I have to be honest, I wasn’t a fan of homemade ice cream the first time I made it. In fact, my ice cream maker sat in the top of a barn for about 8 years after the overwhelmingly creamy, ultra-thick blackberry misadventure of 2006. The recipe had too much heavy cream ratio for this girl. Bleh. I decided to try making ice cream again one last time – my way – before putting my practically new ice cream machine into a garage sale. And it was good. It was more than good. It was perfect.
I did a very (un)scientific poll to find out what everyone’s favorite ice cream flavors were – I posted a Facebook status to ask my friends. So, without further ado, I now introduce you to everyone’s favorite ice cream… chocolate chip mint.
- 2 3/4 cups sugar
- 1 teaspoon salt
- 4 cups heavy whipping cream
- 5 cups milk
- 1 tablespoon peppermint extract
- Small amount of green food coloring (optional for your visual well being)

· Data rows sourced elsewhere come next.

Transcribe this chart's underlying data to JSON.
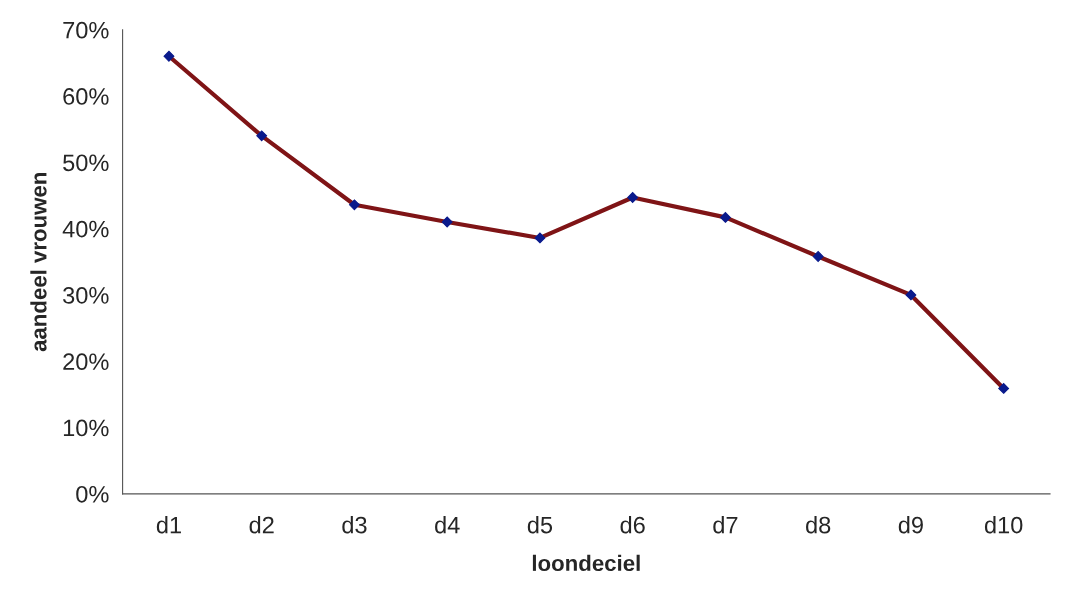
{
  "chart_data": {
    "type": "line",
    "xlabel": "loondeciel",
    "ylabel": "aandeel vrouwen",
    "categories": [
      "d1",
      "d2",
      "d3",
      "d4",
      "d5",
      "d6",
      "d7",
      "d8",
      "d9",
      "d10"
    ],
    "series": [
      {
        "color": "#7f1416",
        "values": [
          66,
          54,
          43.6,
          41,
          38.6,
          44.7,
          41.7,
          35.8,
          30,
          15.9
        ]
      }
    ],
    "ylim": [
      0,
      70
    ],
    "yticks": [
      {
        "value": 0,
        "label": "0%"
      },
      {
        "value": 10,
        "label": "10%"
      },
      {
        "value": 20,
        "label": "20%"
      },
      {
        "value": 30,
        "label": "30%"
      },
      {
        "value": 40,
        "label": "40%"
      },
      {
        "value": 50,
        "label": "50%"
      },
      {
        "value": 60,
        "label": "60%"
      },
      {
        "value": 70,
        "label": "70%"
      }
    ],
    "marker": "diamond",
    "line_style": "solid",
    "grid": false,
    "legend": false
  }
}
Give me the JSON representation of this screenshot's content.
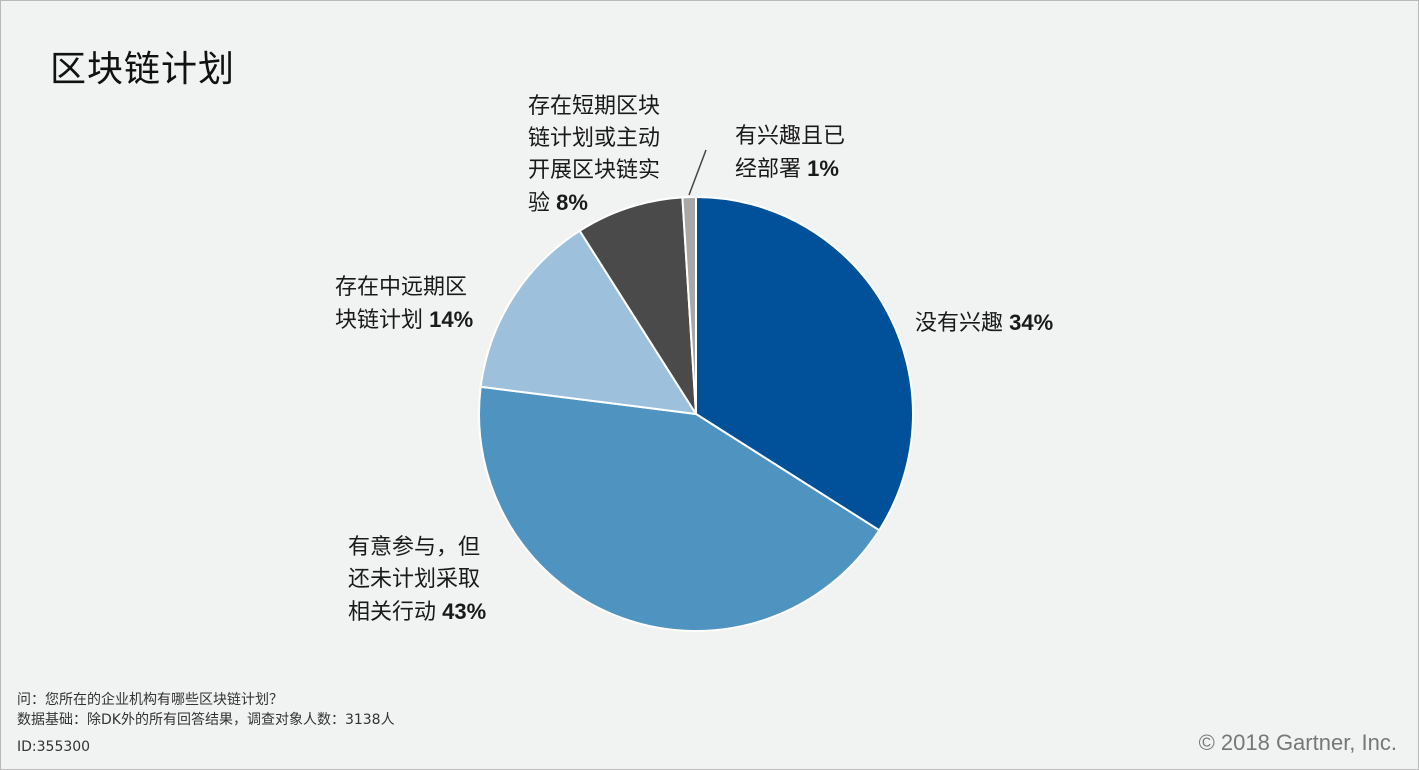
{
  "header": {
    "title": "区块链计划"
  },
  "chart_data": {
    "type": "pie",
    "title": "区块链计划",
    "slices": [
      {
        "label_lines": [
          "没有兴趣"
        ],
        "value": 34,
        "pct_label": "34%",
        "color": "#00519a"
      },
      {
        "label_lines": [
          "有意参与，但",
          "还未计划采取",
          "相关行动"
        ],
        "value": 43,
        "pct_label": "43%",
        "color": "#4f94c1"
      },
      {
        "label_lines": [
          "存在中远期区",
          "块链计划"
        ],
        "value": 14,
        "pct_label": "14%",
        "color": "#9dc1dd"
      },
      {
        "label_lines": [
          "存在短期区块",
          "链计划或主动",
          "开展区块链实",
          "验"
        ],
        "value": 8,
        "pct_label": "8%",
        "color": "#4a4a4a"
      },
      {
        "label_lines": [
          "有兴趣且已",
          "经部署"
        ],
        "value": 1,
        "pct_label": "1%",
        "color": "#a8a8a8"
      }
    ]
  },
  "footer": {
    "question": "问：您所在的企业机构有哪些区块链计划？",
    "base": "数据基础：除DK外的所有回答结果，调查对象人数：3138人",
    "id": "ID:355300",
    "copyright": "© 2018 Gartner, Inc."
  }
}
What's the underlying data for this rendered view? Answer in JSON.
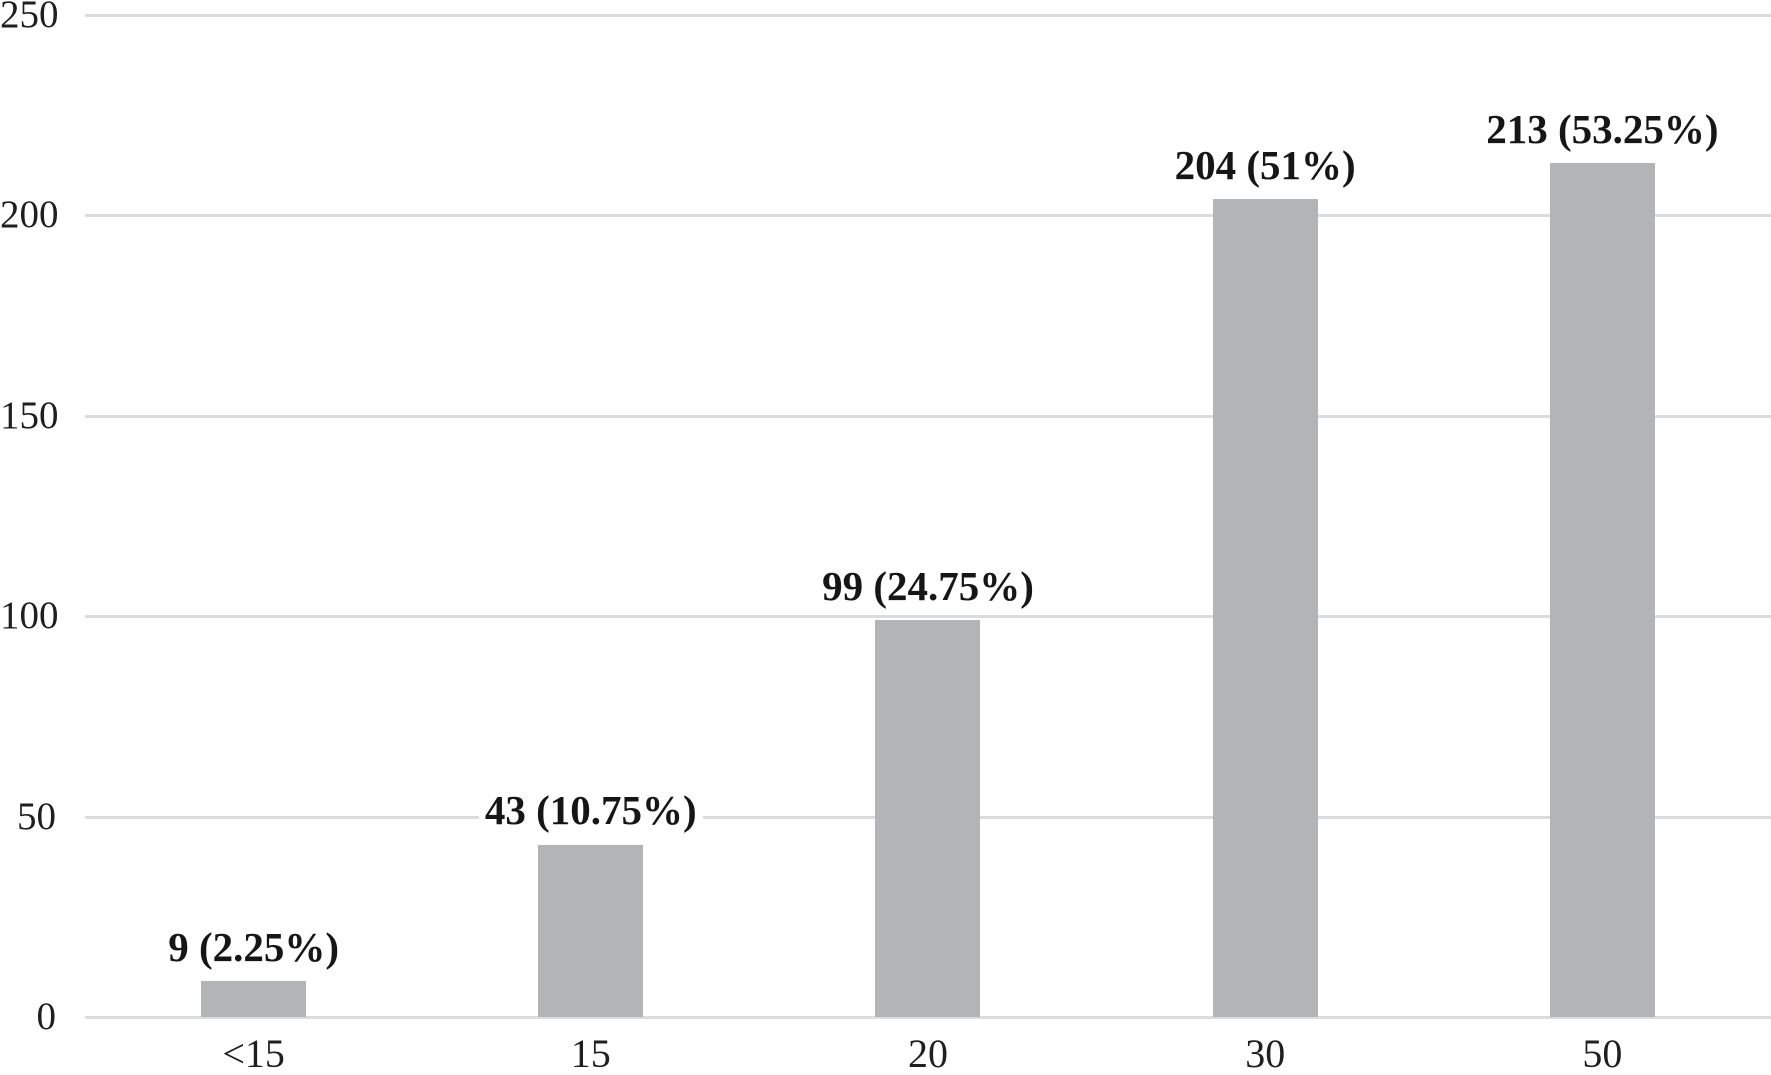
{
  "chart_data": {
    "type": "bar",
    "categories": [
      "<15",
      "15",
      "20",
      "30",
      "50"
    ],
    "values": [
      9,
      43,
      99,
      204,
      213
    ],
    "bar_labels": [
      "9 (2.25%)",
      "43 (10.75%)",
      "99 (24.75%)",
      "204 (51%)",
      "213 (53.25%)"
    ],
    "title": "",
    "xlabel": "",
    "ylabel": "",
    "ylim": [
      0,
      250
    ],
    "yticks": [
      0,
      50,
      100,
      150,
      200,
      250
    ],
    "grid": true,
    "legend": "none",
    "colors": {
      "bar": "#b3b4b6",
      "gridline": "#dbdcde",
      "axis_line": "#dbdcde",
      "tick_text": "#1f1f1f",
      "label_text": "#161616",
      "background": "#ffffff"
    }
  }
}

- 1 1/2 cups mini semi-sweet chocolate chips
- 10-pound bag ice cubes, for chilling
- 3 cups Ice cream salt, for chilling
Put all ingredients into ice cream canister and stir well. Place the blade in & lid on canister tightly so that no ice cream salts get inside.
Finish putting ice cream maker together completely. Plug in the machine to make sure everything is set up correctly. If successful, unplug for now and go to the next step.
Place ice all around the bottom of the canister. Carefully pour a layer of ice cream salt over the ice. Continue these layers until you reach the top of the canister. Plug ice cream maker in again and allow it to churn until it stops (or almost stops) on its own. This will take about 20-40 minutes. You can serve right away, but it is best to freeze in an air-tight container for a couple of hours first so ice cream can firm up.
Oh, that joy that fills my soul… er… um… ice cream maker. I may need to make some to sell at my next garage sale.